Thursday, July 05, 2012

arguing well

I wrote this a long time ago, found it this afternoon and dusted it off.  Hope you find something helpful in it.


I've been thinking about disagreements and arguments, since I have been part of a few in my lifetime and have begun to see patterns to many disagreements, in particular those centered around Biblical passages or doctrines.

Disagreeing and arguing is not inherently wrong or sinful. Many Christians(and strangely sometimes even non-Christians) often respond with a host of Bible verses harnessed together to show how the Bible condemns arguing(or judging), especially among Christians. I believe that in most instances, they wrongly apply these type of verses to suit their specific agenda at that time. Also due to the feminization of the church, I also believe that many Christians feel that only words dripping with flattery and false humility can be used to articulate disagreement.
In other words, acceptable language is that which makes your opponent feel good about his position. Not so. The Bible records several instances where one believer stood up to another believer using very direct, perhaps even harsh words to make their point. Think David confronted by Nathan in 2 Samuel. Think Peter confronted by Paul as recorded in Galatians 2. And in dealing with the unbelieving Pharisees, Jesus without sin, never minced words. Of course, as sinful people, it is possible to argue in a sinful way, but too often they are assumed to be one and the same and yet they are not.

In order to disagree succinctly and with the shortest possible way to resolution, the point of disagreement must be apparent to both parties. This will involve pointing out the other person's error or misunderstanding. It's not wrong or unloving or unkind or ungracious to highlight the areas of disagreement so that the issue can be seen clearly.
I doubt, there can be anything less conducive to resolving a disagreement than having to deal with someone's hurt feelings, thus derailing the discussion from its original point of contention.
Of course, I do think different types of people should be treated differently in a disagreement. For example, I want to obey the fifth commandment and honor my parents even while I may disagree or argue about an issue with them. That means treating them without contempt and giving honor to their God-given role in my life. They may be wrong, but I need to honor them as I disagree with them. What that looks like may vary from person to person and culture to culture, but it should be clear if each of the parties are being honest and genuine in the discussion.
Disagreeing with children or young people needs be balanced with the understanding that they are not fully mature yet and the understanding necessary for logical thinking may not be in place yet. So you may have to shelve the disagreement until they reach a more mature place in their lives.
 If your opponent shows a genuine desire to understand your different view, then they should be treated with genuine kindness even as you point out how their beliefs differs from yours.
Unfortunately, this is not always the case, as someone may just want to duke it out with you and then the discussion may get more heated.

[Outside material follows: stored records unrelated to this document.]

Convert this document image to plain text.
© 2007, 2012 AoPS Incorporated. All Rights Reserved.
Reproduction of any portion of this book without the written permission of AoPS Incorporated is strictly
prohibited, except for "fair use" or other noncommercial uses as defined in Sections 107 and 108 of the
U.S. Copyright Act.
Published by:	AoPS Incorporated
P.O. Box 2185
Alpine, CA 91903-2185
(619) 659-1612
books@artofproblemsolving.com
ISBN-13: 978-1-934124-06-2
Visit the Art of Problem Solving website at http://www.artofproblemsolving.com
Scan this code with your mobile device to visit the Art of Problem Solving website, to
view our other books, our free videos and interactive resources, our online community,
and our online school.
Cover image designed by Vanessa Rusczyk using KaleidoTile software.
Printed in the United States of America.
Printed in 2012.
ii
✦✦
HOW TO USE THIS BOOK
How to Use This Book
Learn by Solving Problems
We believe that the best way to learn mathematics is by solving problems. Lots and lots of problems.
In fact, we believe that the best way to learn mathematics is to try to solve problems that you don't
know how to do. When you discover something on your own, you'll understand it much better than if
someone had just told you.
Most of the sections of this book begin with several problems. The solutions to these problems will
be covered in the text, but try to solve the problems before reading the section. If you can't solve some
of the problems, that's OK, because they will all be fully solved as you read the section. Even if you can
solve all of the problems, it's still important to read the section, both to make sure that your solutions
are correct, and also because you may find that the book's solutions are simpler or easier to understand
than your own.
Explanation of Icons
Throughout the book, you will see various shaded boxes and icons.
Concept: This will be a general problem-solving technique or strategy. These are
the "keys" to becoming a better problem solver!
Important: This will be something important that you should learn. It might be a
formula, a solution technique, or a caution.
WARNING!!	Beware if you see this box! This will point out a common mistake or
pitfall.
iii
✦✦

To help resolve an area of disagreement, both parties need to be able to articulate what the other person's position is. I think the highest compliment you can give to someone you are disagreeing with is a true representation of their position. This can be tricky because often our positions are not logically thought out to completion and when someone points out that your position actually leads to this, this and this, we may react as being falsely accused of holding to something. This is why thinking through your opponent's position well enough, to be able to accurately present it, is really a gift to them. It says that you respect them enough to get it right and who doesn't want that kind of respect from their opponents?

If you are reading this or any of my other posts and are opposed to anything I write, may I ask that you treat me as a worthy opponent and do your very best to articulate for yourself the view that I am offering without misrepresentation. In other words, in your own mind, be conscientious to fully understand what I am articulating, so that if stated by you to me, I could say, "Yes, you understand my position, even though you disagree with it".
I learned a few years back when I adopted the Reformed/Calvinistic view of the Bible that many non-Calvinists want to wrongly tell you what you believe and then tell you how it's wrong.  Not very helpful to overcoming the disagreement, to say the least.

Something my husband and I have discussed over the years is how every one wants their opinion to be validated and respected even if they have done little reading or research into an issue.  It is frustrating to be told how wrong or unbiblical your position is by someone who has made little-to-no-attempt to acquaint themselves with the nuances of the discussion.  Being humble(and wise) enough to know when someone is bringing up ideas that you have given little thought or consideration to, can bring a perhaps, difficult discussion to its end by agreeing to read and study further in order to be prepared to make progress in the discussion the next time it happens.

I'll close by adding one aspect I did not anticipate when entering into a disagreement with someone whether it be in person, on the phone or online is how much my understanding of the issue would deepen as I studied certain passages or topics with the intent to offer the correct viewpoint.    Digging further into commentaries and articles, comparing passages and versions is often the results of having a discussion or disagreement with someone.
I have never been sorry for the time I spent studying and thinking about an issue which arose from a disagreement or misunderstanding.  It has all been used to further my thinking and that should never be despised or avoided.